REST Admin SSL files type
Use the REST Admin SSL files type to create
configurations that contain certificates which can be used by the integration server administration
REST API and for secure interactions between the App Connect Dashboard and an
integration server.
Summary of key details for the configuration type
| File name or type | Contains secrets | Path extracted/imported to | Maximum allowed per integration server |
|---|---|---|---|
| ZIP (Contains a set of PEM files) |
Yes | /home/aceuser/adminssl/ | 1 |
Creating the file for a configuration object of type REST Admin SSL
files
The REST Admin SSL files type requires a ZIP file that contains a set of PEM
files for use by the integration server administration REST API. The administration REST API can be used to create or report
security credentials for an integration server.
The ZIP file contents will be extracted into the directory /home/aceuser/adminssl, and can be referenced from the server.conf.yaml file to secure the REST API. To fully use this configuration, modify the server.conf.yaml file to reference the PEM files.
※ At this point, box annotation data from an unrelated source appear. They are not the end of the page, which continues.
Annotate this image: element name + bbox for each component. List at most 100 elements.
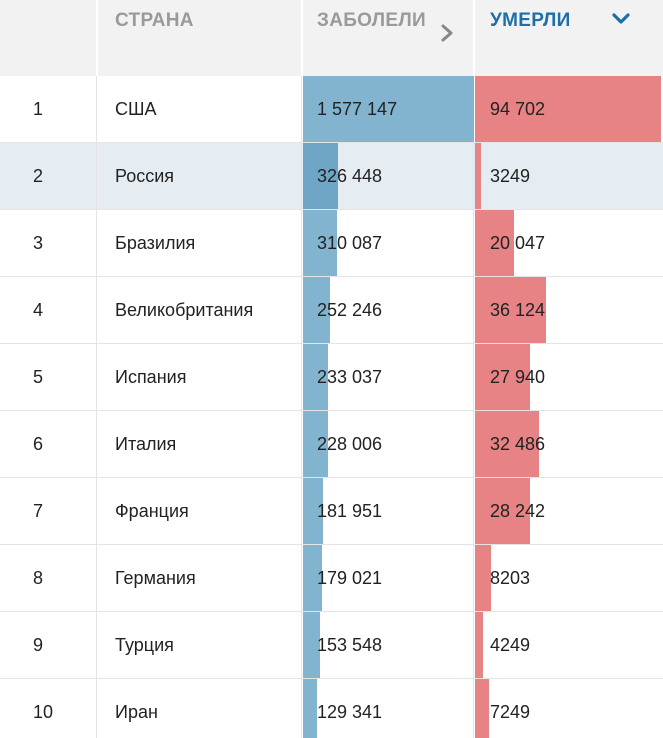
cases-bar <box>303 679 317 738</box>
deaths-bar <box>475 143 481 209</box>
column-divider <box>96 210 97 277</box>
column-divider <box>96 277 97 344</box>
table-row[interactable]: 8 Германия 179 021 8203 <box>0 545 663 612</box>
cases-bar <box>303 143 338 209</box>
deaths-value: 20 047 <box>490 233 546 253</box>
country-cell: Россия <box>115 166 175 186</box>
cases-value: 228 006 <box>317 434 383 454</box>
rank-cell: 1 <box>33 99 44 119</box>
column-divider <box>301 411 302 478</box>
deaths-bar <box>475 478 530 544</box>
column-divider <box>301 143 302 210</box>
header-divider <box>301 0 303 76</box>
column-header-cases[interactable]: ЗАБОЛЕЛИ <box>317 10 426 31</box>
cases-bar <box>303 344 328 410</box>
deaths-bar <box>475 277 546 343</box>
country-cell: Италия <box>115 434 177 454</box>
column-divider <box>96 545 97 612</box>
deaths-value: 4249 <box>490 635 531 655</box>
column-divider <box>96 76 97 143</box>
column-divider <box>473 143 474 210</box>
cases-bar <box>303 76 474 142</box>
cases-bar <box>303 545 322 611</box>
column-divider <box>96 679 97 738</box>
column-divider <box>301 478 302 545</box>
deaths-value: 3249 <box>490 166 531 186</box>
column-divider <box>96 143 97 210</box>
table-row[interactable]: 3 Бразилия 310 087 20 047 <box>0 210 663 277</box>
column-divider <box>473 277 474 344</box>
header-divider <box>473 0 475 76</box>
deaths-bar <box>475 210 514 276</box>
column-divider <box>301 210 302 277</box>
cases-value: 326 448 <box>317 166 383 186</box>
country-cell: Турция <box>115 635 174 655</box>
rank-cell: 10 <box>33 702 54 722</box>
deaths-bar <box>475 545 491 611</box>
column-header-deaths[interactable]: УМЕРЛИ <box>490 10 571 31</box>
deaths-bar <box>475 612 483 678</box>
column-divider <box>473 344 474 411</box>
deaths-value: 7249 <box>490 702 531 722</box>
table-row[interactable]: 2 Россия 326 448 3249 <box>0 143 663 210</box>
deaths-value: 32 486 <box>490 434 546 454</box>
country-cell: Иран <box>115 702 158 722</box>
table-header: СТРАНА ЗАБОЛЕЛИ УМЕРЛИ <box>0 0 663 76</box>
deaths-bar <box>475 411 539 477</box>
table-row[interactable]: 9 Турция 153 548 4249 <box>0 612 663 679</box>
column-divider <box>301 76 302 143</box>
cases-value: 1 577 147 <box>317 99 398 119</box>
deaths-value: 27 940 <box>490 367 546 387</box>
deaths-value: 28 242 <box>490 501 546 521</box>
column-divider <box>473 545 474 612</box>
header-divider <box>96 0 98 76</box>
deaths-value: 94 702 <box>490 99 546 119</box>
column-divider <box>301 277 302 344</box>
column-divider <box>473 210 474 277</box>
column-header-country[interactable]: СТРАНА <box>115 10 194 31</box>
table-body: 1 США 1 577 147 94 702 2 Россия 326 448 3249 3 Бр… <box>0 76 663 738</box>
rank-cell: 6 <box>33 434 44 454</box>
country-cell: Германия <box>115 568 196 588</box>
cases-value: 252 246 <box>317 300 383 320</box>
country-cell: США <box>115 99 157 119</box>
cases-bar <box>303 277 330 343</box>
rank-cell: 2 <box>33 166 44 186</box>
cases-value: 310 087 <box>317 233 383 253</box>
rank-cell: 4 <box>33 300 44 320</box>
column-divider <box>301 679 302 738</box>
cases-value: 179 021 <box>317 568 383 588</box>
cases-value: 153 548 <box>317 635 383 655</box>
country-cell: Франция <box>115 501 189 521</box>
deaths-bar <box>475 76 661 142</box>
column-divider <box>473 411 474 478</box>
country-cell: Испания <box>115 367 187 387</box>
table-row[interactable]: 10 Иран 129 341 7249 <box>0 679 663 738</box>
column-divider <box>301 344 302 411</box>
table-row[interactable]: 5 Испания 233 037 27 940 <box>0 344 663 411</box>
cases-bar <box>303 210 337 276</box>
cases-value: 233 037 <box>317 367 383 387</box>
column-divider <box>96 411 97 478</box>
chevron-down-icon[interactable] <box>610 8 632 30</box>
chevron-right-icon[interactable] <box>436 22 458 44</box>
deaths-value: 36 124 <box>490 300 546 320</box>
column-divider <box>301 612 302 679</box>
rank-cell: 9 <box>33 635 44 655</box>
table-row[interactable]: 6 Италия 228 006 32 486 <box>0 411 663 478</box>
table-row[interactable]: 7 Франция 181 951 28 242 <box>0 478 663 545</box>
deaths-bar <box>475 344 530 410</box>
cases-bar <box>303 612 320 678</box>
table-row[interactable]: 1 США 1 577 147 94 702 <box>0 76 663 143</box>
rank-cell: 7 <box>33 501 44 521</box>
column-divider <box>96 478 97 545</box>
cases-value: 181 951 <box>317 501 383 521</box>
column-divider <box>301 545 302 612</box>
table-row[interactable]: 4 Великобритания 252 246 36 124 <box>0 277 663 344</box>
country-cell: Великобритания <box>115 300 254 320</box>
cases-bar <box>303 478 323 544</box>
cases-bar <box>303 411 328 477</box>
column-divider <box>96 612 97 679</box>
column-divider <box>473 612 474 679</box>
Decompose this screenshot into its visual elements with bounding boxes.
The maximum recommended size of a ZIP file for a configuration is approximately 660 KB.
Only one configuration of type REST Admin SSL files can be specified per
integration server.
By default, when you deploy an integration server, a configuration
object of type REST Admin SSL files is automatically created and applied to that
integration server. The configuration object is generated by using a predefined ZIP file that
contains self-signed certificates, together with a secret that stores the contents of this ZIP file.
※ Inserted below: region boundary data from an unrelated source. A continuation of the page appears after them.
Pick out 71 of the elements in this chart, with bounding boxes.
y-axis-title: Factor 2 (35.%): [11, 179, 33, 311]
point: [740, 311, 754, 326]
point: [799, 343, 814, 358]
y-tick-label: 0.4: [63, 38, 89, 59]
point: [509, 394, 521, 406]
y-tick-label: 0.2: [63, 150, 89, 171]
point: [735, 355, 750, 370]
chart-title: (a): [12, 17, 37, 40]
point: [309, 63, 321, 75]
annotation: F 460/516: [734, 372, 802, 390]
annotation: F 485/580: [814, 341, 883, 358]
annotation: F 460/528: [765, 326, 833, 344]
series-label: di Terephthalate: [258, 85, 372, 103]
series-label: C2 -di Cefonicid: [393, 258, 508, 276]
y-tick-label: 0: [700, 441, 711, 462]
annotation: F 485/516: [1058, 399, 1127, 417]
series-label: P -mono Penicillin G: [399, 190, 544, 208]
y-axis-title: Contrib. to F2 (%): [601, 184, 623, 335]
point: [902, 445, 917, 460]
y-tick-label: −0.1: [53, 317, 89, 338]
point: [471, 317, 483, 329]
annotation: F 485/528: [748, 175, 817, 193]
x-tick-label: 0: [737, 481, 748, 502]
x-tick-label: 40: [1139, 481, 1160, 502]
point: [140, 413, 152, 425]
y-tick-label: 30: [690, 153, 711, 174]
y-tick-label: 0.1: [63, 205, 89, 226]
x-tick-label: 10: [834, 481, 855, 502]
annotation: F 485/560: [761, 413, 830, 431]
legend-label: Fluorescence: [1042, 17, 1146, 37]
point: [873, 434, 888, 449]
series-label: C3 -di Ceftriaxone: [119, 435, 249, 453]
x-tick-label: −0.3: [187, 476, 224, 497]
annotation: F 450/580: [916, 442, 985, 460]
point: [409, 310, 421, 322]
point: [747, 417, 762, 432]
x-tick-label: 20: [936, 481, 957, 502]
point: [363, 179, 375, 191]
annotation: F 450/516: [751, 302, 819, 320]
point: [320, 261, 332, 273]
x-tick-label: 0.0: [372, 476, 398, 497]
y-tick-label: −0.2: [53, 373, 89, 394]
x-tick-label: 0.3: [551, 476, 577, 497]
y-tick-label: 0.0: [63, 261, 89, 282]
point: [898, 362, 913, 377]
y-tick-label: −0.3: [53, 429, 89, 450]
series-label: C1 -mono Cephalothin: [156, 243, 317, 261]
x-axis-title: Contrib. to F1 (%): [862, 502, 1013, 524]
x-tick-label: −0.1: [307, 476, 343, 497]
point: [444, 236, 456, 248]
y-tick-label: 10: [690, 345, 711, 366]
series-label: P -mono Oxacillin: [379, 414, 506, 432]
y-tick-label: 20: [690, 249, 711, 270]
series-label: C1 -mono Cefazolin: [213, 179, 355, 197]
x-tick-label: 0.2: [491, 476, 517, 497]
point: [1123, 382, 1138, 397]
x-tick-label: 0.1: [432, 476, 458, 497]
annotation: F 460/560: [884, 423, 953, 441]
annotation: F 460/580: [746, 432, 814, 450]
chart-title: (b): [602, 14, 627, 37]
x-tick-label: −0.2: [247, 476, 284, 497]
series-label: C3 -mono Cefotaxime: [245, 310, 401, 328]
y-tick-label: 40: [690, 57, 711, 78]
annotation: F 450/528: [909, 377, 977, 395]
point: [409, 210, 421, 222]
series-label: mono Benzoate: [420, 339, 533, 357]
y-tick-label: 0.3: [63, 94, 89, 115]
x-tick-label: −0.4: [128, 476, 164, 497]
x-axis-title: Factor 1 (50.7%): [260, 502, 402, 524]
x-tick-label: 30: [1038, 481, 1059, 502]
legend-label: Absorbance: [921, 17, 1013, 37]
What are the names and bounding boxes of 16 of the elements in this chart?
The configuration object is created with a metadata.name value of
integrationServerName-is-adminssl, where
integrationServerName is the assigned name of the integration server. The secret
is also generated with the name
integrationServerName-is-adminssl, which is then set as the
spec.secretName value. The predefined ZIP file contains three PEM files, which
are added to the /home/aceuser/adminssl directory:
- ca.crt.pem: The certificate authority (CA) certificate
- tls.crt.pem: The TLS certificate
- tls.key.pem: The TLS key
In the YAML view for the integration server's definition, this default configuration is enabled through the following setting, which is set totrueby default:spec: adminServerSecure: true
It is expected that you would create a configuration object of type
REST Admin SSL files only if you want to use certificates from your own trusted CA
instead of using the pre-supplied self-signed certificates. To set up REST Admin SSL with
certificates that are signed by your preferred CA, complete the following steps:
- Create your certificate PEM files with identical names as the default names that are used for an auto-generated configuration: ca.crt.pem, tls.crt.pem, and tls.key.pem.
- Create a configuration object of type
REST Admin SSL files, as described in Configuration reference: Creating an instance.